男性が保育園への送迎を担当したり、子どもの世話のために勤務時間を調整したりすることが普通になれば、女性側の育児負担も軽くなります。
企業の育児支援は、男女双方の働き方を変える問題でもあります。
税制や補助金で導入を後押しできる
オフィス内シッターを企業が導入する場合、費用が発生します。
シッター事業者への委託費だけでなく、サービスを提供するスペースの整備などが必要になる場合もあります。
企業が全額を負担すれば、利用する従業員には大きなメリットがありますが、企業側の負担は重くなります。
そこで、新しい子育て支援企業認定制度と法人減税や補助金を組み合わせる意味が出てきます。
一定の子育てサービスを提供する企業の負担を政策的に軽くすれば、導入する企業を増やせる可能性があります。
特に中小企業では、導入費用の一部を補助することが重要になる場合があります。
オフィスだけに限定する必要はない
働き方が多様化している現在では、育児支援もオフィスだけで考える必要はありません。
在宅勤務をする従業員であれば、自宅で利用するシッターサービスを企業が支援する方法もあります。
複数の企業が入居するビルで共同の育児サービスを設ける方法も考えられます。
商業施設や駅などと企業が連携することも可能です。
重要なのは、企業が自前ですべての育児施設を持つことではありません。
従業員が働き続けるために必要な育児サービスへアクセスしやすい環境をつくることです。
企業単独では難しい場合でも、外部事業者や地域と連携することで実現できる可能性があります。
結論
オフィス内シッターは、企業のオフィスなどに育児サービスを組み込み、従業員が仕事と子育てを両立しやすくする仕組みです。
一般的なベビーシッターでは家庭が事業者を探して費用を負担しますが、企業がサービスを用意すれば、その負担の一部を企業側に移すことができます。

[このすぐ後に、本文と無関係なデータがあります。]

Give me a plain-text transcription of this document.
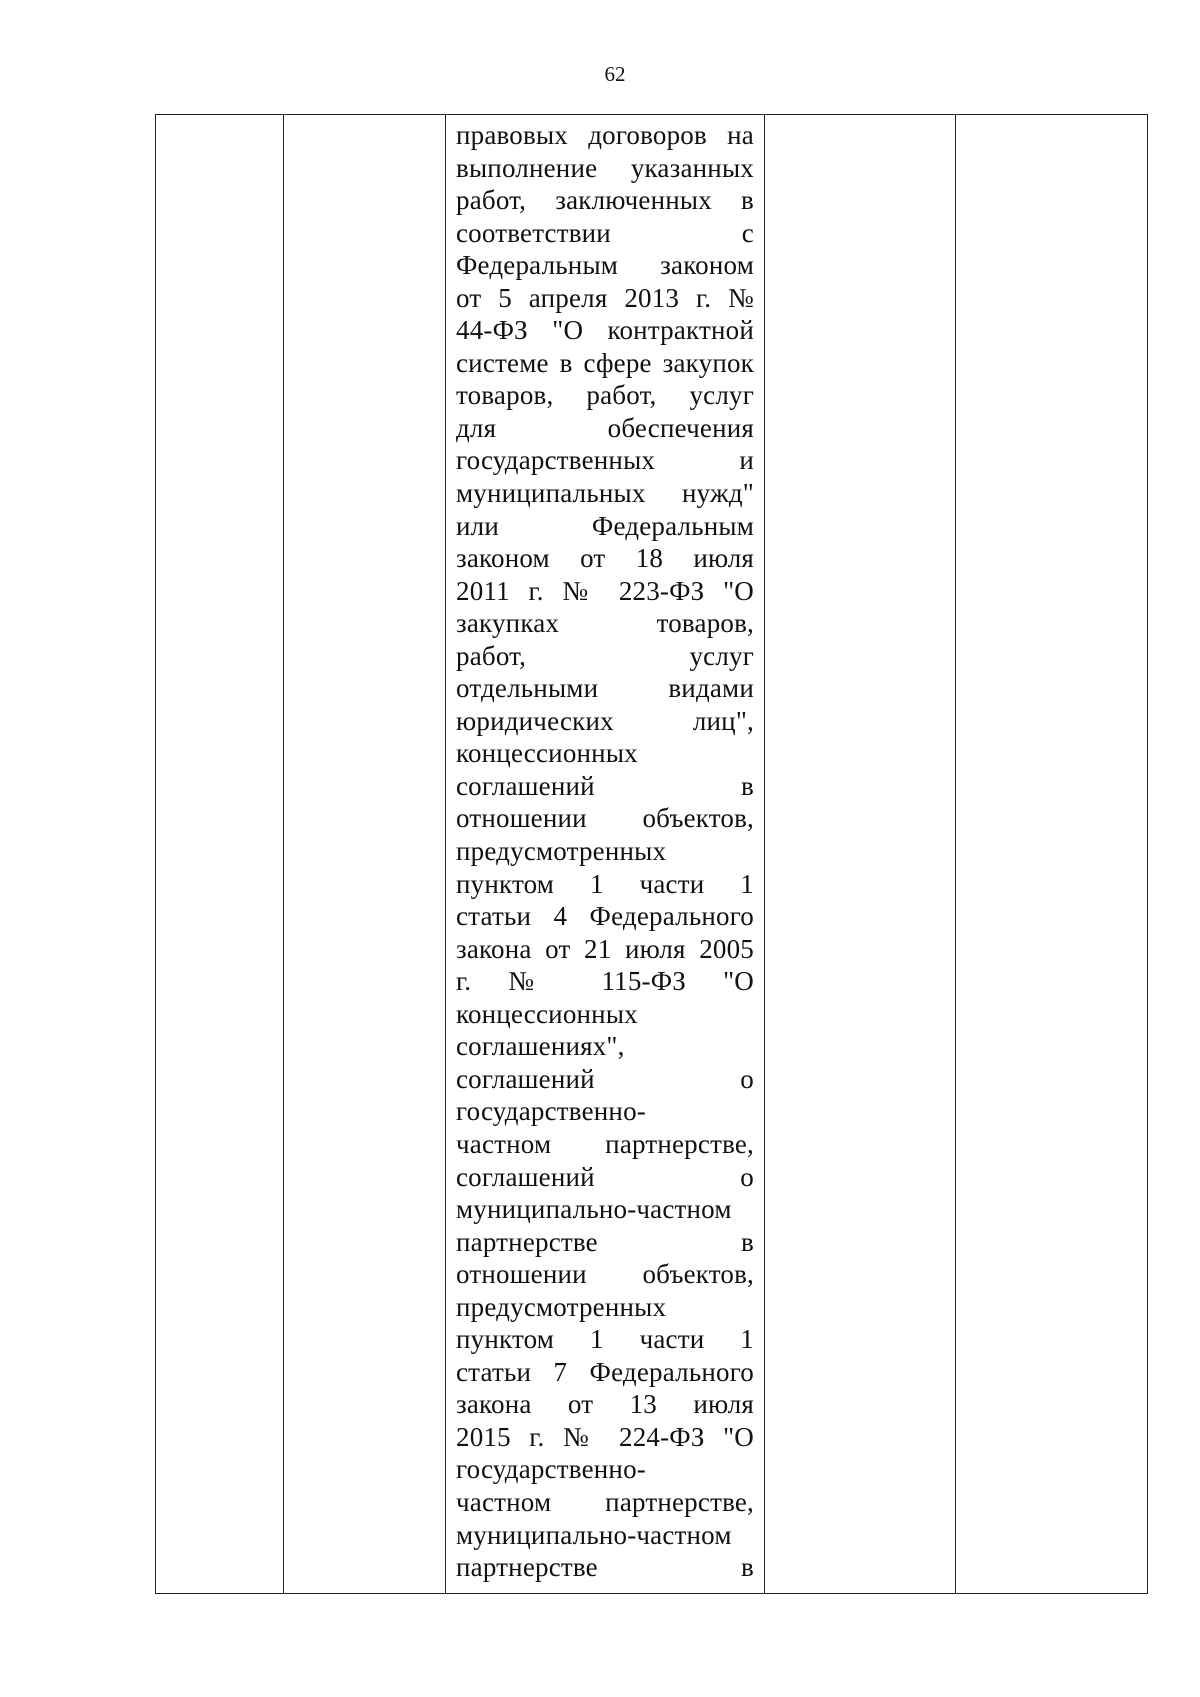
62

правовых договоров на

выполнение указанных

работ, заключенных в

соответствии с

Федеральным законом

от 5 апреля 2013 г. №

44-ФЗ "О контрактной

системе в сфере закупок

товаров, работ, услуг

для обеспечения

государственных и

муниципальных нужд"

или Федеральным

законом от 18 июля

2011 г. № 223-ФЗ "О

закупках товаров,

работ, услуг

отдельными видами

юридических лиц",

концессионных

соглашений в

отношении объектов,

предусмотренных

пунктом 1 части 1

статьи 4 Федерального

закона от 21 июля 2005

г. № 115-ФЗ "О

концессионных

соглашениях",

соглашений о

государственно-

частном партнерстве,

соглашений о

муниципально-частном

партнерстве в

отношении объектов,

предусмотренных

пунктом 1 части 1

статьи 7 Федерального

закона от 13 июля

2015 г. № 224-ФЗ "О

государственно-

частном партнерстве,

муниципально-частном

партнерстве в
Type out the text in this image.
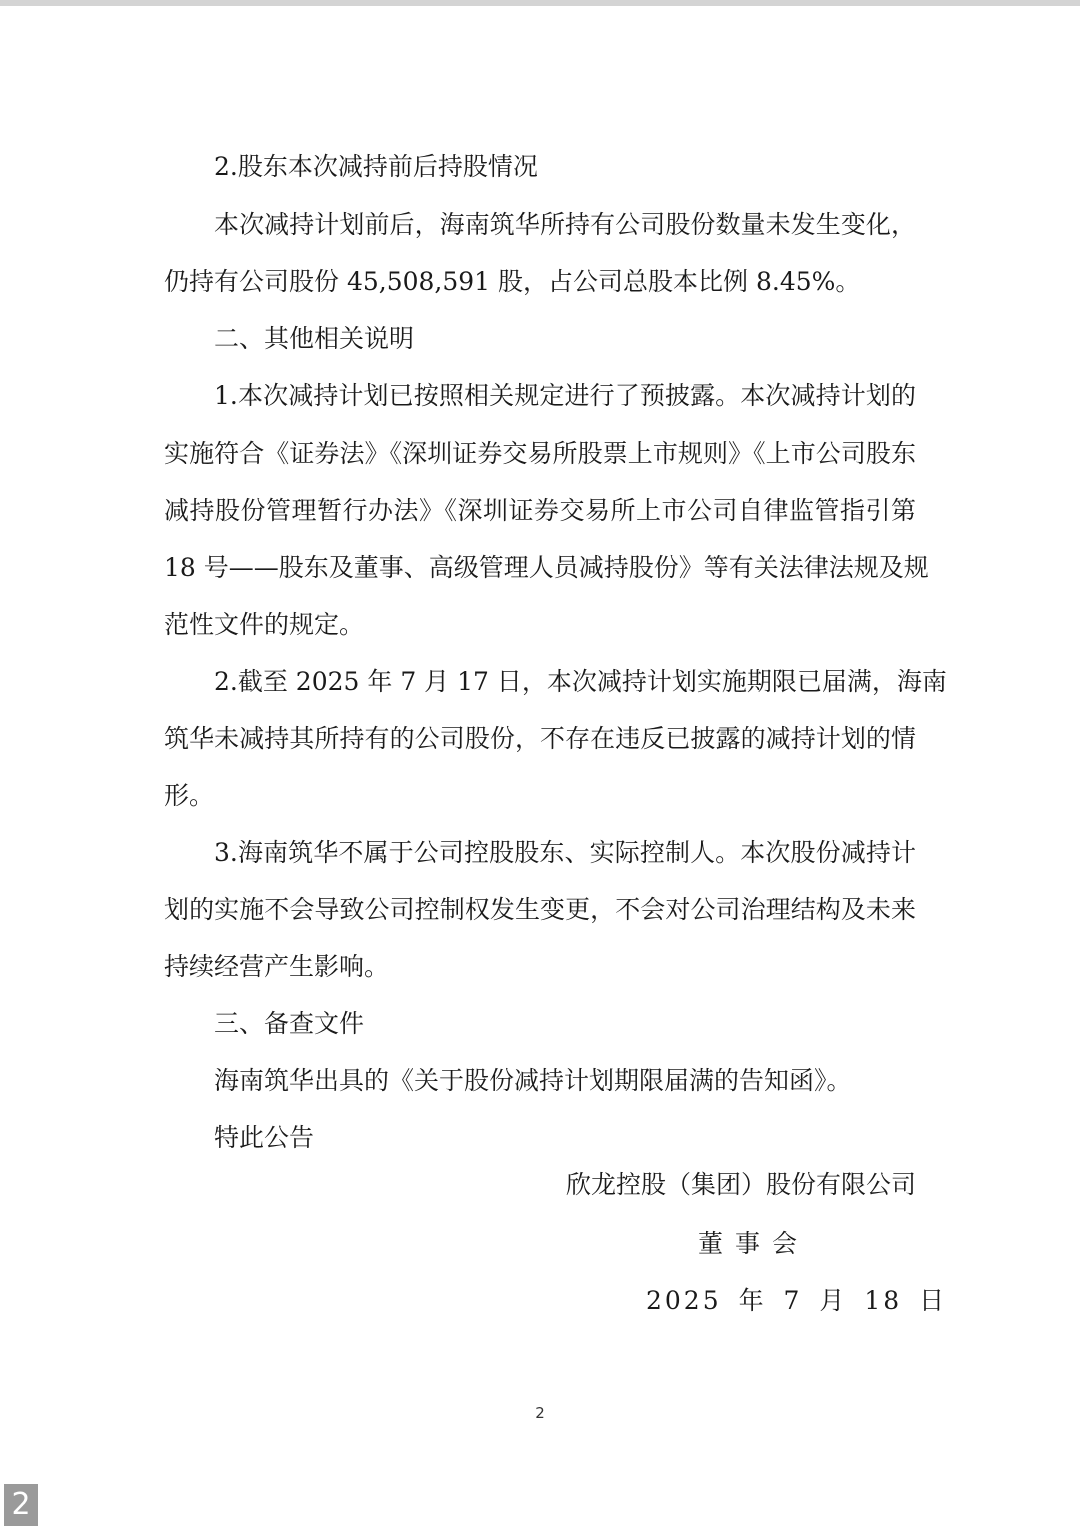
2.股东本次减持前后持股情况
本次减持计划前后，海南筑华所持有公司股份数量未发生变化，
仍持有公司股份 45,508,591 股，占公司总股本比例 8.45%。
二、其他相关说明
1.本次减持计划已按照相关规定进行了预披露。本次减持计划的
实施符合《证券法》《深圳证券交易所股票上市规则》《上市公司股东
减持股份管理暂行办法》《深圳证券交易所上市公司自律监管指引第
18 号——股东及董事、高级管理人员减持股份》等有关法律法规及规
范性文件的规定。
2.截至 2025 年 7 月 17 日，本次减持计划实施期限已届满，海南
筑华未减持其所持有的公司股份，不存在违反已披露的减持计划的情
形。
3.海南筑华不属于公司控股股东、实际控制人。本次股份减持计
划的实施不会导致公司控制权发生变更，不会对公司治理结构及未来
持续经营产生影响。
三、备查文件
海南筑华出具的《关于股份减持计划期限届满的告知函》。
特此公告
欣龙控股（集团）股份有限公司
董事会
2025 年 7 月 18 日
2
2
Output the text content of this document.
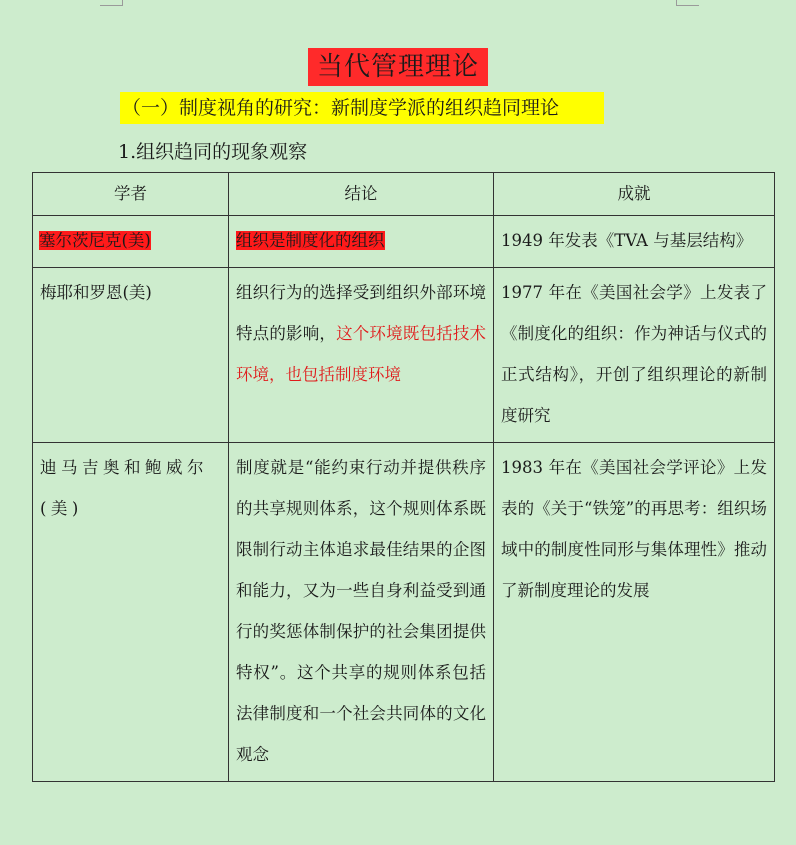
当代管理理论
（一）制度视角的研究：新制度学派的组织趋同理论
1.组织趋同的现象观察
学者	结论	成就
塞尔茨尼克(美)	组织是制度化的组织	1949 年发表《TVA 与基层结构》
梅耶和罗恩(美)	组织行为的选择受到组织外部环境特点的影响，这个环境既包括技术环境，也包括制度环境	1977 年在《美国社会学》上发表了《制度化的组织：作为神话与仪式的正式结构》，开创了组织理论的新制度研究
迪马吉奥和鲍威尔(美)	制度就是“能约束行动并提供秩序的共享规则体系，这个规则体系既限制行动主体追求最佳结果的企图和能力，又为一些自身利益受到通行的奖惩体制保护的社会集团提供特权”。这个共享的规则体系包括法律制度和一个社会共同体的文化观念	1983 年在《美国社会学评论》上发表的《关于“铁笼”的再思考：组织场域中的制度性同形与集体理性》推动了新制度理论的发展
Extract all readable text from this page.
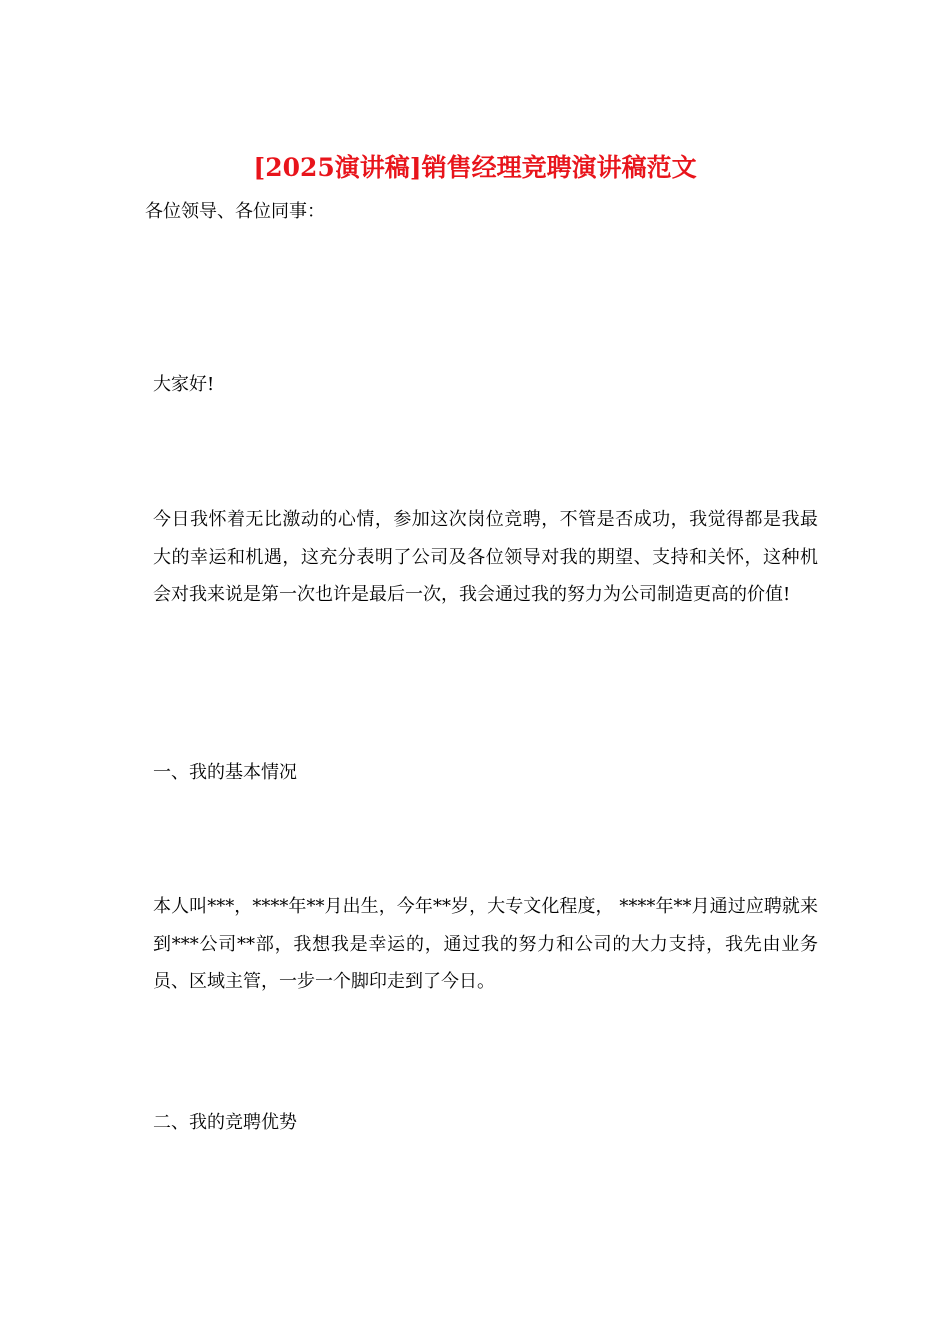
[2025演讲稿]销售经理竞聘演讲稿范文

各位领导、各位同事：

大家好!

今日我怀着无比激动的心情，参加这次岗位竞聘，不管是否成功，我觉得都是我最大的幸运和机遇，这充分表明了公司及各位领导对我的期望、支持和关怀，这种机会对我来说是第一次也许是最后一次，我会通过我的努力为公司制造更高的价值!

一、我的基本情况

本人叫***，****年**月出生，今年**岁，大专文化程度， ****年**月通过应聘就来到***公司**部，我想我是幸运的，通过我的努力和公司的大力支持，我先由业务员、区域主管，一步一个脚印走到了今日。

二、我的竞聘优势
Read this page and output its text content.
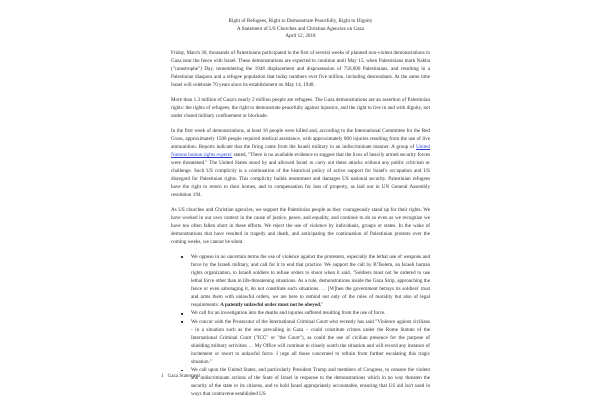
Right of Refugees, Right to Demonstrate Peacefully, Right to Dignity
A Statement of US Churches and Christian Agencies on Gaza
April 12, 2018

Friday, March 30, thousands of Palestinians participated in the first of several weeks of planned non-violent demonstrations in Gaza near the fence with Israel. These demonstrations are expected to continue until May 15, when Palestinians mark Nakba ("catastrophe") Day, remembering the 1948 displacement and dispossession of 750,000 Palestinians, and resulting in a Palestinian diaspora and a refugee population that today numbers over five million, including descendants. At the same time Israel will celebrate 70 years since its establishment on May 14, 1948.

More than 1.3 million of Gaza's nearly 2 million people are refugees. The Gaza demonstrations are an assertion of Palestinian rights: the rights of refugees, the right to demonstrate peacefully against injustice, and the right to live in and with dignity, not under closed military confinement or blockade.

In the first week of demonstrations, at least 16 people were killed and, according to the International Committee for the Red Cross, approximately 1500 people required medical assistance, with approximately 800 injuries resulting from the use of live ammunition. Reports indicate that the firing came from the Israeli military in an indiscriminate manner. A group of United Nations human rights experts' stated, "There is no available evidence to suggest that the lives of heavily armed security forces were threatened." The United States stood by and allowed Israel to carry out these attacks without any public criticism or challenge. Such US complicity is a continuation of the historical policy of active support for Israel's occupation and US disregard for Palestinian rights. This complicity builds resentment and damages US national security. Palestinian refugees have the right to return to their homes, and to compensation for loss of property, as laid out in UN General Assembly resolution 194.

As US churches and Christian agencies, we support the Palestinian people as they courageously stand up for their rights. We have worked in our own context in the cause of justice, peace, and equality, and continue to do so even as we recognize we have too often fallen short in these efforts. We reject the use of violence by individuals, groups or states. In the wake of demonstrations that have resulted in tragedy and death, and anticipating the continuation of Palestinian protests over the coming weeks, we cannot be silent.

We oppose in no uncertain terms the use of violence against the protesters, especially the lethal use of weapons and force by the Israeli military, and call for it to end that practice. We support the call by B'Tselem, an Israeli human rights organization, to Israeli soldiers to refuse orders to shoot when it said, "Soldiers must not be ordered to use lethal force other than in life-threatening situations. As a rule, demonstrations inside the Gaza Strip, approaching the fence or even sabotaging it, do not constitute such situations. … [W]hen the government betrays its soldiers' trust and arms them with unlawful orders, we are here to remind not only of the rules of morality but also of legal requirements: A patently unlawful order must not be obeyed."
We call for an investigation into the deaths and injuries suffered resulting from the use of force.
We concur with the Prosecutor of the International Criminal Court who recently has said "Violence against civilians - in a situation such as the one prevailing in Gaza – could constitute crimes under the Rome Statute of the International Criminal Court ("ICC" or "the Court"), as could the use of civilian presence for the purpose of shielding military activities … My Office will continue to closely watch the situation and will record any instance of incitement or resort to unlawful force. I urge all those concerned to refrain from further escalating this tragic situation."
We call upon the United States, and particularly President Trump and members of Congress, to censure the violent and indiscriminate actions of the State of Israel in response to the demonstrations which in no way threaten the security of the state or its citizens, and to hold Israel appropriately accountable, ensuring that US aid isn't used in ways that contravene established US
1 Gaza Statement
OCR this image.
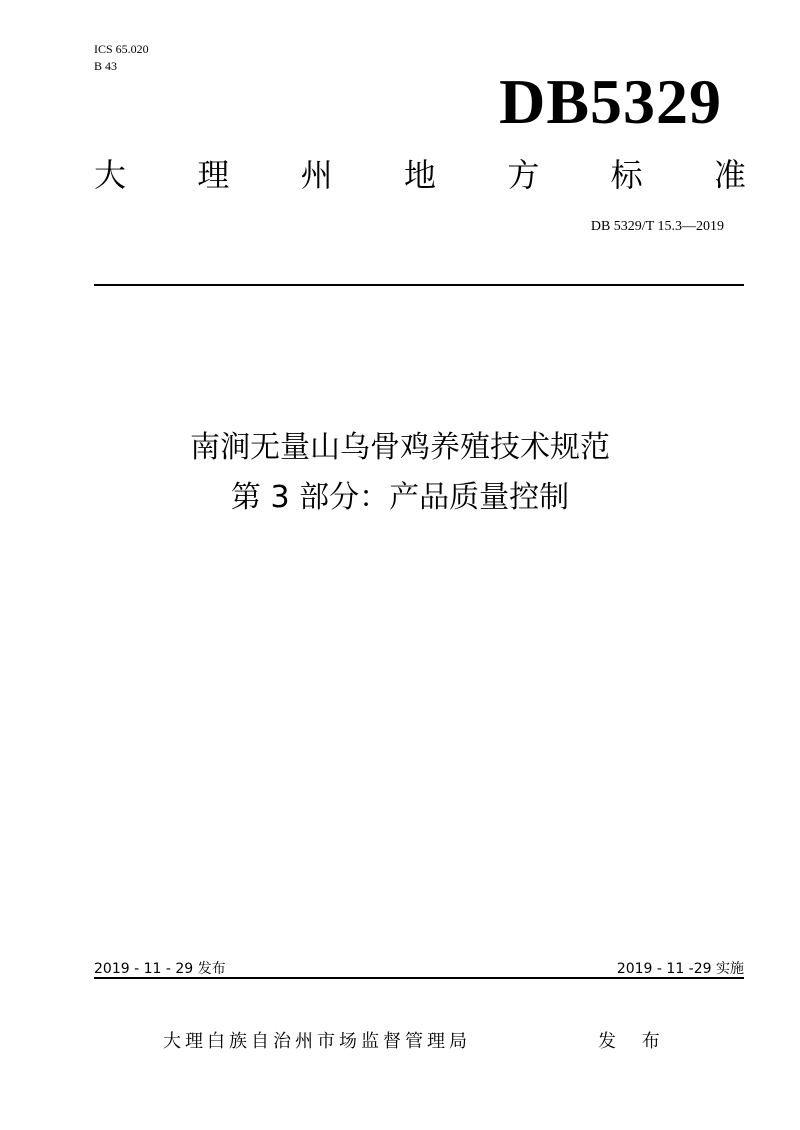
ICS 65.020
B 43	DB5329
大 理 州 地 方 标 准
DB 5329/T 15.3—2019
南涧无量山乌骨鸡养殖技术规范
第 3 部分：产品质量控制
2019 - 11 - 29 发布	2019 - 11 -29 实施
大理白族自治州市场监督管理局	发 布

企業にとって費用は発生しますが、育児を理由とした退職を防ぎ、経験のある人材を維持できれば、人材投資として考えることもできます。
さらに採用力の向上や企業ブランドにもつながる可能性があります。
2027年度に創設が検討されている新しい子育て支援企業認定制度で、こうしたサービスが法人減税や補助金などと結び付けば、企業が育児サービスを提供する経済的なハードルも下がります。
子育てを従業員が家庭だけで解決する問題と考えるのではなく、働くために必要な社会インフラの一つとして企業も支える。
オフィス内シッターは、福利厚生と人材戦略を結び付ける新しい子育て支援の形といえます。